Following the floods of 2017 and 2019, the Government of Quebec has expanded the flood plain zone on Allumette Island. In so doing, it has included the entire shoreline area with a significantly expanded setback including large areas that were not subject to flooding due to their height above the Ottawa River.
New construction and renovations will be prohibited. Inclusion of these properties in the flood zone will also make it difficult or impossible to obtain insurance which, in turn, will make it impossible to obtain a mortgage and to sell. As a result, the value of these properties will be eliminated, destroying the tax base of the region and crippling local government. This is an arbitrary action for no purpose as it affects properties outside of the longstanding flood zone which are high and dry.
Will the province reverse this poorly thought out action, or does it intend to fully compensate all property owners for the lost value of their properties?
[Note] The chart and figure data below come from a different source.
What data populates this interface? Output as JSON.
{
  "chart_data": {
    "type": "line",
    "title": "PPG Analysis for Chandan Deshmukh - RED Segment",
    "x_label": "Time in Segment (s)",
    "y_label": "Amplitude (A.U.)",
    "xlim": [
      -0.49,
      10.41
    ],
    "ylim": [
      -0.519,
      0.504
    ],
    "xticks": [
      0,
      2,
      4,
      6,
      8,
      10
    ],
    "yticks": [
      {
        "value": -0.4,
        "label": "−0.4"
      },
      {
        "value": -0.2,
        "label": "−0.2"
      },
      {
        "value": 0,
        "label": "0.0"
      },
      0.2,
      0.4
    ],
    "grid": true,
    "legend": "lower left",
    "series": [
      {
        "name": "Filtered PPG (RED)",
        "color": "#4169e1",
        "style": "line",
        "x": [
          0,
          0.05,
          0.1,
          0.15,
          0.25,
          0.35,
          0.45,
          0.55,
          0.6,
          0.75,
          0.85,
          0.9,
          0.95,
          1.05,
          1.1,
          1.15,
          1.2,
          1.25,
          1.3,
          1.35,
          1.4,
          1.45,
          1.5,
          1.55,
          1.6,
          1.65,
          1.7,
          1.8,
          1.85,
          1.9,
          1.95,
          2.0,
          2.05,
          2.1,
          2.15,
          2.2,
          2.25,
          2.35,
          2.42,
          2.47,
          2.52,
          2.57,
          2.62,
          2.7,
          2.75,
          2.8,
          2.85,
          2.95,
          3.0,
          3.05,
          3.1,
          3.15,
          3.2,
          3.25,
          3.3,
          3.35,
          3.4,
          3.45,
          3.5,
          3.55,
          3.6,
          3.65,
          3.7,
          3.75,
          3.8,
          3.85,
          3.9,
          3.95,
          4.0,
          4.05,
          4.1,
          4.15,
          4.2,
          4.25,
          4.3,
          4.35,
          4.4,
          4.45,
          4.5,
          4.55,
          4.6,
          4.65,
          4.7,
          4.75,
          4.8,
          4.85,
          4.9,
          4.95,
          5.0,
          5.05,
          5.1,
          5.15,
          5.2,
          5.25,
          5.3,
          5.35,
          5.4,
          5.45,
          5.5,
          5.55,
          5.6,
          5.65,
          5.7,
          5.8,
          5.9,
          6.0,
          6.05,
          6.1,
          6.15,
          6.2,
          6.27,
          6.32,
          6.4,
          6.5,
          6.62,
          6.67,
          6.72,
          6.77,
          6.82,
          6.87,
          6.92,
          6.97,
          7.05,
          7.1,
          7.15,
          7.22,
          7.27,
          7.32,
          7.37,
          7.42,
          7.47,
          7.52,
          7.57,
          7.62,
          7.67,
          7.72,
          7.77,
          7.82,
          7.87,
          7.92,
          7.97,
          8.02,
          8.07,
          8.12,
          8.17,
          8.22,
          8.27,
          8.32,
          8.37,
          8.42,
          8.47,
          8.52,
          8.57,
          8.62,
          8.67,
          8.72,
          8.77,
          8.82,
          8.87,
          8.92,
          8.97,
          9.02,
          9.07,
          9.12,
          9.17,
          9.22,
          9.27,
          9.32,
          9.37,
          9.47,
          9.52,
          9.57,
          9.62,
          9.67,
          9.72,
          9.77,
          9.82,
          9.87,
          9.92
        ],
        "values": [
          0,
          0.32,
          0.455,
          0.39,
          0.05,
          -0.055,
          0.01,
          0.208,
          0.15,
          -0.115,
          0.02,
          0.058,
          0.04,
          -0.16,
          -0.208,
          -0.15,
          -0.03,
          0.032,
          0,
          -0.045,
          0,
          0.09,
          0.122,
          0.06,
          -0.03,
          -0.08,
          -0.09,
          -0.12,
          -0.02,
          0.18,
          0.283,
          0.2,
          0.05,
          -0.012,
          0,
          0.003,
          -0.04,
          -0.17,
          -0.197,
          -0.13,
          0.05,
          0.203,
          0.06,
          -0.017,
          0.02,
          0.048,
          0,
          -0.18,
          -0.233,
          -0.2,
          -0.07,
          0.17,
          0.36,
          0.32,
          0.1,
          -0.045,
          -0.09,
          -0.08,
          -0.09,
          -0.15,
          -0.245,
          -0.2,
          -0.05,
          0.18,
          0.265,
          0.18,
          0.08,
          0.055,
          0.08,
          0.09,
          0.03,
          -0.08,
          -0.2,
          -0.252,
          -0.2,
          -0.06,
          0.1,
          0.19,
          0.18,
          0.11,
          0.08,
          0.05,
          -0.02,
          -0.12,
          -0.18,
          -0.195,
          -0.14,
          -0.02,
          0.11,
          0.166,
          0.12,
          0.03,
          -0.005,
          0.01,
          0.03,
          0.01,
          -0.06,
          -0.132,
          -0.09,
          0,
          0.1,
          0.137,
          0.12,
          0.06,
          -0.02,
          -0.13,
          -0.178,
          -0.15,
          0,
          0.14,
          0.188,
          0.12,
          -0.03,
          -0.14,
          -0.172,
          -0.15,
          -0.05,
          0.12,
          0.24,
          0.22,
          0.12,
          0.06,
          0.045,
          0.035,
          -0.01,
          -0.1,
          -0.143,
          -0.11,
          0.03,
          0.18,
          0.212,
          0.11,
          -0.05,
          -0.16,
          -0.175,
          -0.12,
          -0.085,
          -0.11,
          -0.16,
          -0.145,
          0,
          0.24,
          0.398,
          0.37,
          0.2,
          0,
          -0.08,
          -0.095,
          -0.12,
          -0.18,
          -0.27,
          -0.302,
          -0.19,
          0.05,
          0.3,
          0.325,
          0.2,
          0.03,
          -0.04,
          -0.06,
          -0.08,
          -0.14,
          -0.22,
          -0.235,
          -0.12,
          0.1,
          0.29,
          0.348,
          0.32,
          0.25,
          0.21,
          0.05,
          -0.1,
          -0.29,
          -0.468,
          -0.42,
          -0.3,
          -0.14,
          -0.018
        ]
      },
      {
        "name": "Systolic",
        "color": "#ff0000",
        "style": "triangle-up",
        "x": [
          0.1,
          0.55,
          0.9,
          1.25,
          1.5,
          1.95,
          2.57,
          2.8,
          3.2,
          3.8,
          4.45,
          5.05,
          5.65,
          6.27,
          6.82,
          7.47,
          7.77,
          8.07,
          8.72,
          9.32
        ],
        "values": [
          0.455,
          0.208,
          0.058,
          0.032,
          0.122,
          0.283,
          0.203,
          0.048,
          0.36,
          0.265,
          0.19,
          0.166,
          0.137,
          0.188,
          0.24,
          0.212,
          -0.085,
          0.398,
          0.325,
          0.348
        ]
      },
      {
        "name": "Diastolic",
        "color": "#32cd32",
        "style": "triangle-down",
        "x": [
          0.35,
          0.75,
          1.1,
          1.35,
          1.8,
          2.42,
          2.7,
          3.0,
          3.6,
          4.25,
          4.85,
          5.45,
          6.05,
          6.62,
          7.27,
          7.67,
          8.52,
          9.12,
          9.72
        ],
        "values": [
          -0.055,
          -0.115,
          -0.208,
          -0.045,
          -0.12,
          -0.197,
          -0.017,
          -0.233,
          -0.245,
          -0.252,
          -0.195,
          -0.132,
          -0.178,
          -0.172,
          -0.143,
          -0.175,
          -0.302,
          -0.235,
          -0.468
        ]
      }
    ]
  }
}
Changes needed in flood plains
Government authorities should prohibit new dwellings, buildings, infrastructure on flood plains and low ground. Existing residents should be encouraged to leave and financial assistance should be provided to do so. Another option is to raise structures on much higher foundations (if boating to and from is acceptable).
On a larger scale and expense, dykes could be built where feasible (for example, much of Netherlands exists due to dykes). Another option is water diversion (for example, Manitoba built the Red River floodway to divert floodwater away from Winnipeg and region).